Parmi les répondants, 96% utilisaient ou avaient besoin de services climatiques et 78% combinaient usage actuel et demande d'un nouveau service. Pourtant, 39 à 53% des priorités décrites comme besoins correspondaient exactement à des usages connus selon le rang. Plus de la moitié répétait son usage principal comme premier besoin. Une partie de la demande vise donc à réparer l'existant plutôt qu'à créer un produit différent.

Le type d'acteur ne prédisait pas significativement le chevauchement entre usage et besoin: le motif traversait communautés, gouvernements, ONG, entreprises et recherche. Le lieu comptait, avec des écarts entre les sept cas que les données écologiques, climatiques et socioéconomiques disponibles n'expliquaient pas entièrement. Les histoires locales d'accès, d'intermédiation, de collaboration et de confiance pourraient jouer, mais cela reste à étudier.

Les défaillances actuelles sont concrètes. Parmi les utilisateurs, 82% signalaient des limites et plus de 60% demandaient une meilleure culture climatique. Les priorités portaient sur accès, ponctualité, intégration des savoirs autochtones et locaux avec la science, canaux adaptés, crédibilité et compétences pour interpréter prévisions, incertitude et pertinence pour chaque décision sur forêt, eau, agriculture ou restauration.

Les écarts entre usage et besoin révélaient aussi de vraies nouveautés: information intégrée réunissant risques météorologiques, hydrologiques, écologiques, sanitaires, sociaux et économiques; échelles communautaires et municipales; radio locale, réseaux communautaires, téléphone, messagerie et applications; formats avec illustrations, animation ou vidéo. Chaleur, feu, glissements, érosion et froid extrême gagnaient également en priorité.

Entre 81% et 91% estimaient qu'un nouveau service devait associer connaissances autochtones ou locales et science pour être utile.
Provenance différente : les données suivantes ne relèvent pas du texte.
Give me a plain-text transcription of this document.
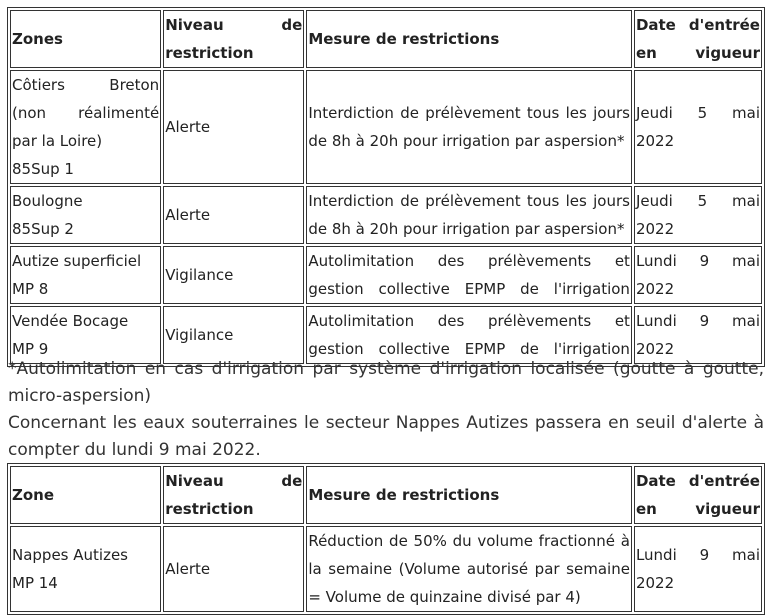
Zones	Niveau de restriction	Mesure de restrictions	Date d'entrée en vigueur

Côtiers Breton
(non réalimenté
par la Loire)
85Sup 1	Alerte	Interdiction de prélèvement tous les jours de 8h à 20h pour irrigation par aspersion*	Jeudi 5 mai 2022

Boulogne
85Sup 2	Alerte	Interdiction de prélèvement tous les jours de 8h à 20h pour irrigation par aspersion*	Jeudi 5 mai 2022

Autize superficiel
MP 8	Vigilance	Autolimitation des prélèvements et gestion collective EPMP de l'irrigation	Lundi 9 mai 2022

Vendée Bocage
MP 9	Vigilance	Autolimitation des prélèvements et gestion collective EPMP de l'irrigation	Lundi 9 mai 2022
*Autolimitation en cas d'irrigation par système d'irrigation localisée (goutte à goutte, micro-aspersion)
Concernant les eaux souterraines le secteur Nappes Autizes passera en seuil d'alerte à compter du lundi 9 mai 2022.
Zone	Niveau de restriction	Mesure de restrictions	Date d'entrée en vigueur

Nappes Autizes
MP 14	Alerte	Réduction de 50% du volume fractionné à la semaine (Volume autorisé par semaine = Volume de quinzaine divisé par 4)	Lundi 9 mai 2022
Cela exige une véritable coproduction: utilisateurs et producteurs définissent ensemble problèmes, hypothèses, formats et évaluation, au lieu d'une consultation après conception experte. L'article recommande itérations, apprentissage réflexif et méthodes participatives ou scénarisées capables de faire émerger des besoins encore inconnus.

Les résultats ne représentent pas tout le continent: l'échantillonnage était intentionnel, concentré sur sept cas, et les entretiens structurés peuvent ancrer les réponses dans des options familières. Leur valeur stratégique est de distinguer amélioration de l'existant et investissement dans du neuf. Le succès se mesure à l'accès opportun, la confiance, l'interprétation, l'usage décisionnel, l'intégration des savoirs et l'adaptation, pas au nombre de plateformes.